Studies and research have found that acupuncture is extremely safe. The results of two independent surveys published in the British Medical Journal (MacPherson, et al. 2001; White, et al. 2001) concluded that the risk of serious adverse reaction to acupuncture is less than 1 in 10,000 treatments. Only single-use sterile needles are used, which are disposed of immediately in a special container that is collected and incinerated by a licensed contaminated waste handler. Practitioners are highly skilled, undergoing at least three years’ extensive training in traditional Chinese Medicine, anatomy and physiology, and Western medicine.
Undesirable side-effects do occasionally occur, but these are mild and self-correcting.

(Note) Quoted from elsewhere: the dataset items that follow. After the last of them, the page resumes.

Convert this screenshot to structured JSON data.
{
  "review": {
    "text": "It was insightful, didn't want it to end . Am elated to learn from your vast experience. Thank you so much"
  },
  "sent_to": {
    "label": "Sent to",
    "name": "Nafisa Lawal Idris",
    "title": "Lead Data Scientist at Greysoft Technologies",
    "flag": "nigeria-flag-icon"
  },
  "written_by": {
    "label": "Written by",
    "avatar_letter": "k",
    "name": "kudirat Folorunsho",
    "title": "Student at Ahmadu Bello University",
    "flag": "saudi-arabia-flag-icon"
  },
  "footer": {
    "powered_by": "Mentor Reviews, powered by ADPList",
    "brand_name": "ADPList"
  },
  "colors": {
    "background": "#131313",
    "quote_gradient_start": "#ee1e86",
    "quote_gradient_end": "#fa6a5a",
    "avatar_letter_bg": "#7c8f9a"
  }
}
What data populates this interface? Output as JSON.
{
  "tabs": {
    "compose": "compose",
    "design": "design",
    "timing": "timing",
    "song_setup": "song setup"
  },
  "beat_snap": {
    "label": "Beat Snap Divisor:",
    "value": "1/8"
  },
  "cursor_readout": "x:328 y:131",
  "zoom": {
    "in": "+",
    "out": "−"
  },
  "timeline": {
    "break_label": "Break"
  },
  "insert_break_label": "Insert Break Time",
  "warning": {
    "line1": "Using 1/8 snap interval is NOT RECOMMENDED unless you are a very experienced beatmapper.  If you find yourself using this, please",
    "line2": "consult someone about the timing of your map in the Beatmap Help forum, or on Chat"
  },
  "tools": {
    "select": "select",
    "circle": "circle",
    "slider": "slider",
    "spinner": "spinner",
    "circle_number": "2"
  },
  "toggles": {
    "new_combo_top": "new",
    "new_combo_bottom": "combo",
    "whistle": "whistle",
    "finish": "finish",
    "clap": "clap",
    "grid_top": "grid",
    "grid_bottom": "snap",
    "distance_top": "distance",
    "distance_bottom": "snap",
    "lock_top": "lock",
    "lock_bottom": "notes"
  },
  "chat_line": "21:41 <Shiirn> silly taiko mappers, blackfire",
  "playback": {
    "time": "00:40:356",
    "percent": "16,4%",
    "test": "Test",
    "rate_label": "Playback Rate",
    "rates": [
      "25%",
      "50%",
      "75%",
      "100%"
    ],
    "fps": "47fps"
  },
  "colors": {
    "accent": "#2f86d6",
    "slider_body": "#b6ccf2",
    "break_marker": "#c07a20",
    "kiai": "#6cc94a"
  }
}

The most common side-effect is a feeling of relaxation or drowsiness after a treatment, which should be short-lived. If this occurs, we recommend that you rest for a short time before driving or operating machinery. Sometimes a small bruise may appear at the site of a needle insertion – again, this should disappear within a few days.
And if you are worried about needles – chances are you’re thinking of the needles used at your GP’s surgery or at the hospital to take blood. These are hypodermic needles, some 20-30 times larger than a typical acupuncture needle. A typical acupuncture needle is about the width of a human hair – the picture on the left is a good example. Its insertion is usually painless, although some patients report some sensation – typically a tingling, a feeling of warmth, or a dull ache. This is the Qi being activated by the needle, and shows that the needle is doing its good work!